Während solche einzelne Haufenwolken bei geringer Luftbewegung kein Gewitter hervorrufen, pflegt Regenwetter einzutreten, wenn zahlreiche Haufen- wolken bei lebhaftem Winde schon vormittags von Westen nach Osten ziehen.  Das ist ein Zeichen des Einschießens zahlreicher größerer Eiskörper, die infolge der mitgebrachten Geschwindigkeit eine stärkere Luftbewegung erzeugen.  Diese kann bei besonders großen Eiskörpern so stark werden, daß sie Verheerungen anrichtet.  An solchen Wirbelwinden, oft verbunden mit Schneestürmen, Wolkenbrüchen und Hagelwettern, waren besonders die letzten Jahre sehr reich.  Glücklicherweise sind sie fast immer auf ein ziemlich kleines Gebiet beschränkt und dauern nicht lange, sonst wäre es im gemäßigten Klima nicht möglich, Ackerbau zu betreiben, weil alle Jahre die Ernte vernichtet würde.  In den Tropen, wo viel zahlreichere und größere Eiskörper auf die Erde einschießen, geschieht dies deswegen nicht, weil dort die Eiskörper vollständig zu Wasser werden.  Es gibt daher dort nur gewaltige Regengüsse mit starken elektrischen Entladungen.  Auch über der Sahara schießen Eiskörper in gleicher Größe und Zahl in die Lufthülle ein, wie sonst in den Tropen, aber sie werden in der heißen Luft meist vollständig verdampft und verursachen bloß die gefürchteten Sandstürme.  Erst bei ihrer Abkühlung an den abessinischen Hochgebirgen verdichten sie sich zu starken Regenmassen, die in Ägypten die bekannte regelmäßige Über- schwemmung veranlassen. (3)  Man hört aber auch, so öfters in diesem Winter, von ungeheuren Wolkenbrüchen und Überschwemmungen in Marokko, Algier, Tunis usw.; ihre Ursache sind dann besonders große Eiskörper, welche von der heißen Luft nicht verdampft werden konnten.

Unter dem Gesichtspunkte dieser Erklärung heftiger Witterungserscheinungen und Kälterückfälle ist es nun besonders interessant geworden, den Verlauf von Unwettern aller Art genauer zu verfolgen, um zu ergründen, ob direkt einschießende Eiskörper allein oder in Verbindung mit gleichzeitig auf die Erde gelangenden Anblasungen durch die Sonnenflecken stürmisches und kaltes Wetter veranlassen.

Prof.
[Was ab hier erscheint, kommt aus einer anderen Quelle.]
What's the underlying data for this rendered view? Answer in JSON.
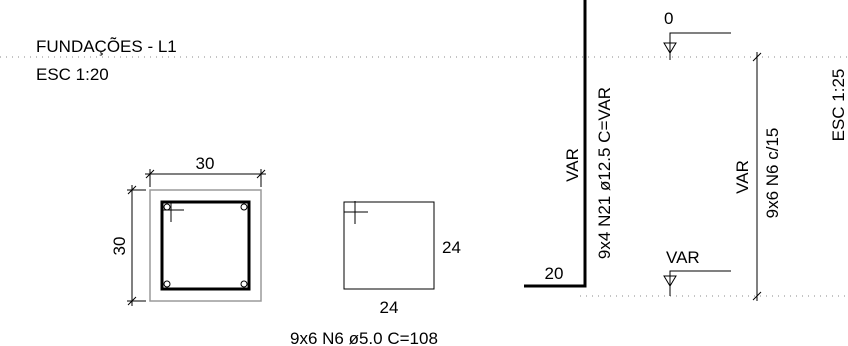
{
  "title": {
    "line1": "FUNDAÇÕES - L1",
    "line2": "ESC 1:20"
  },
  "section": {
    "dim_top": "30",
    "dim_left": "30"
  },
  "stirrup": {
    "dim_right": "24",
    "dim_bottom": "24",
    "spec": "9x6 N6 ø5.0  C=108"
  },
  "longitudinal_bar": {
    "length_label": "VAR",
    "spec": "9x4 N21 ø12.5  C=VAR",
    "hook_label": "20"
  },
  "elevation": {
    "level_top": "0",
    "level_bottom": "VAR",
    "dim_label": "VAR",
    "stirrup_spec": "9x6 N6 c/15",
    "scale": "ESC 1:25"
  }
}
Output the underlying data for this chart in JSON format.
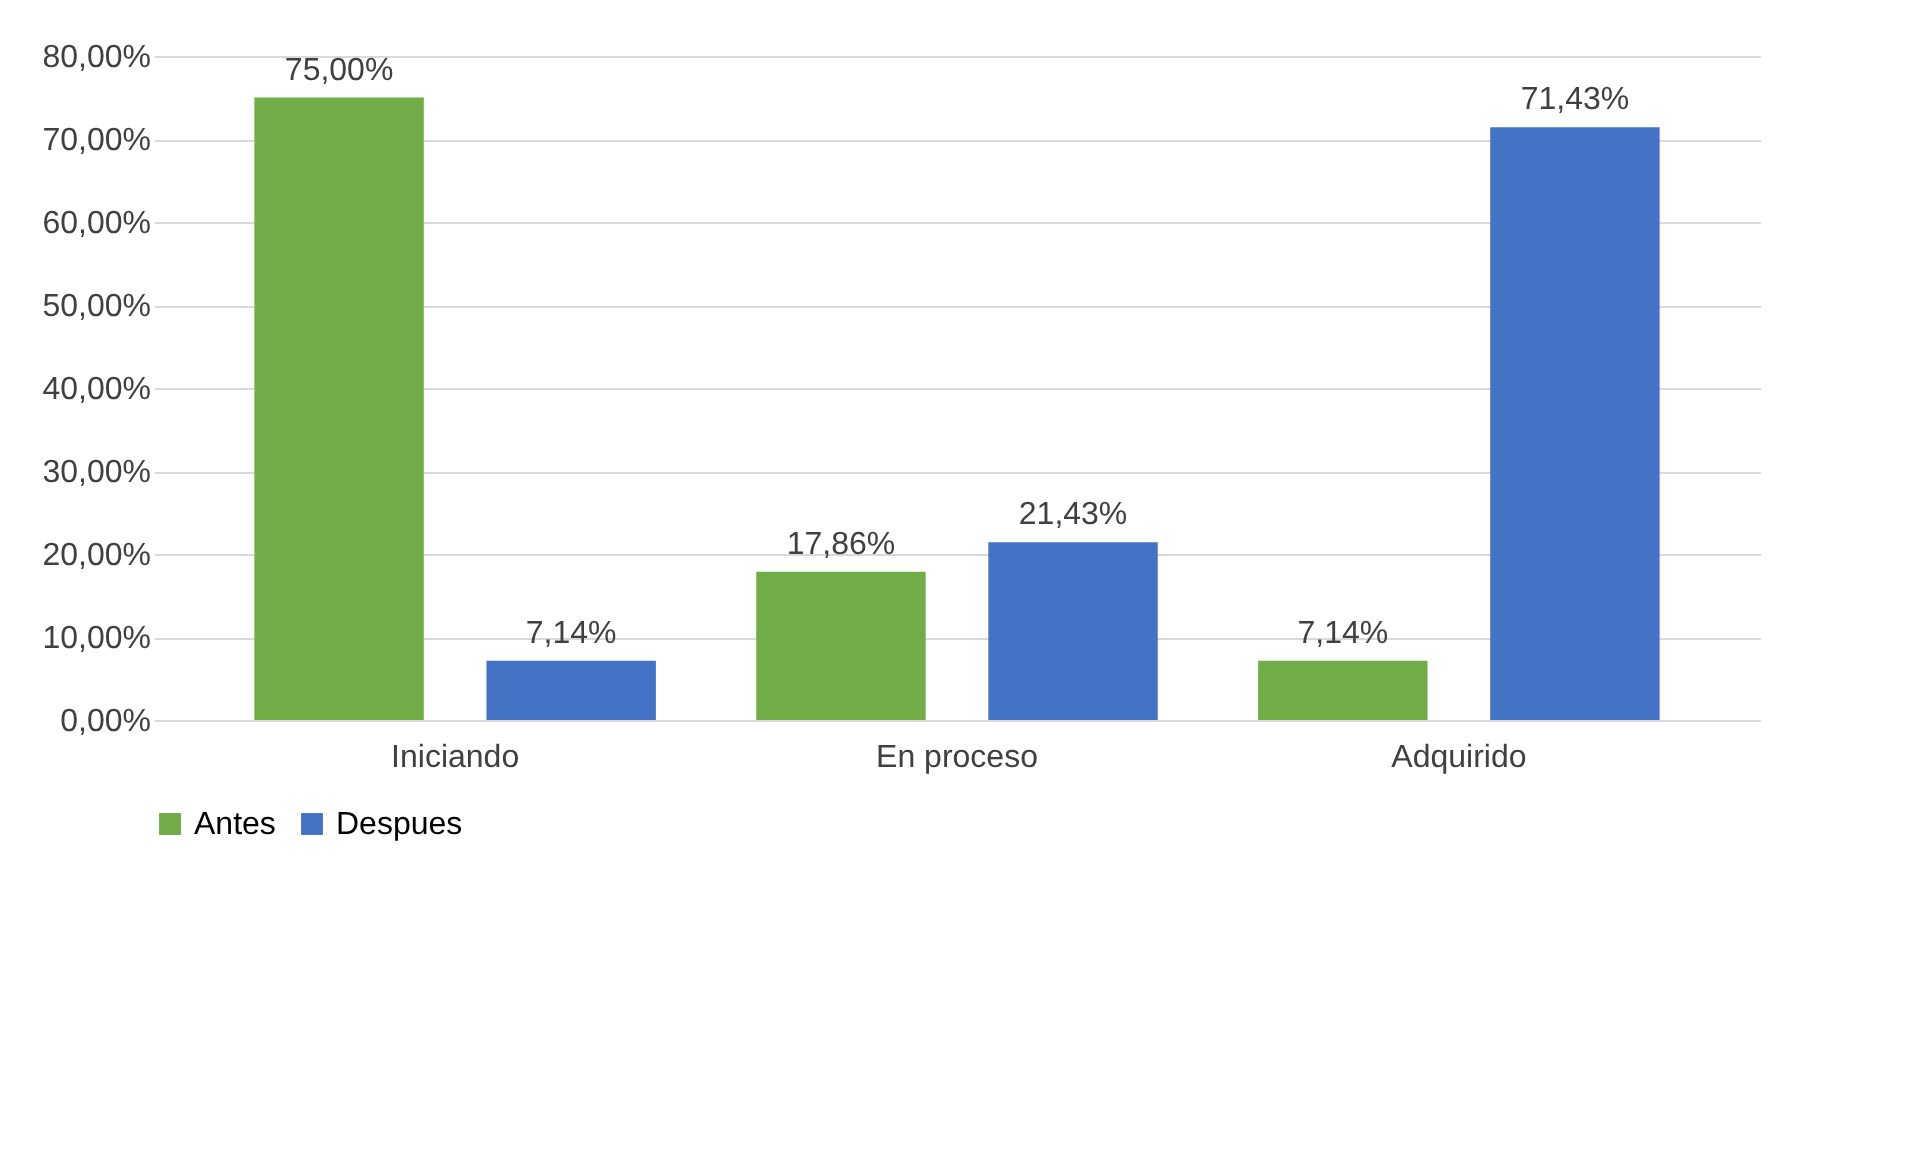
{
  "chart_data": {
    "type": "bar",
    "categories": [
      "Iniciando",
      "En proceso",
      "Adquirido"
    ],
    "series": [
      {
        "name": "Antes",
        "color": "#70ad47",
        "values": [
          75.0,
          17.86,
          7.14
        ],
        "value_labels": [
          "75,00%",
          "17,86%",
          "7,14%"
        ]
      },
      {
        "name": "Despues",
        "color": "#4472c4",
        "values": [
          7.14,
          21.43,
          71.43
        ],
        "value_labels": [
          "7,14%",
          "21,43%",
          "71,43%"
        ]
      }
    ],
    "ylim": [
      0,
      80
    ],
    "yticks": [
      {
        "value": 0,
        "label": "0,00%"
      },
      {
        "value": 10,
        "label": "10,00%"
      },
      {
        "value": 20,
        "label": "20,00%"
      },
      {
        "value": 30,
        "label": "30,00%"
      },
      {
        "value": 40,
        "label": "40,00%"
      },
      {
        "value": 50,
        "label": "50,00%"
      },
      {
        "value": 60,
        "label": "60,00%"
      },
      {
        "value": 70,
        "label": "70,00%"
      },
      {
        "value": 80,
        "label": "80,00%"
      }
    ],
    "grid": "y",
    "legend": "bottom"
  }
}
Wilhelm Morres

(Quelle: Monatsheft "Der Schlüssel zum Weltgeschehen, Heft 1 u. 2, S. 16-20,  Jahrg. 1929, R. Voigtländers Verlag - Leipzig)




Anmerkung:
(1) Dies trifft gegenwärtig nur noch bedingt zu, da es eine ganze Reihe verschiedenartigster "Sonnenfleckentheorien" gibt, Hörbigers Deutung aber am vollendetsten befriedigt.  Anm. der Schriftleitung des "Schlüssel zum Weltgeschehen".

(2)
Der sogenannten "Polarfronttheorie" liegt die Annahme zugrunde, daß sich über die Polargebiete kalte Luft anhäuft, die ringsum durch eine Übergangsschicht gegen die wärmeren Luftmassen (äquatorialen Ursprungs) abgegrenzt ist.  Unter dem Einfluß der Erddrehung sollen sich die vom Pol südwärts abfließenden kalten Luftmassen zum mindesten in ihren Randgebieten vorherrschend von Ost nach West bewegen, während darüber liegende wärmere Luftmassen (aus südl. Breiten stammend) von West nach Ost ziehen.  Die erdoberflächliche Grenzlinie zwischen kalter und warmer Luft wird Polarfront genannt.  Anm. der Schriftleitung des "Schlüssel zum Weltgeschehen".


(3)
Vgl. hierzu Hörbiger / Das Rätsel der Nilhochflut und indischen Regenzeit (Schlüssel 1925, S. 76); ferner H. Fischer / Rhythmus des kosmischen Lebens (R. Voigtländers Verlag, Leipzig 1925).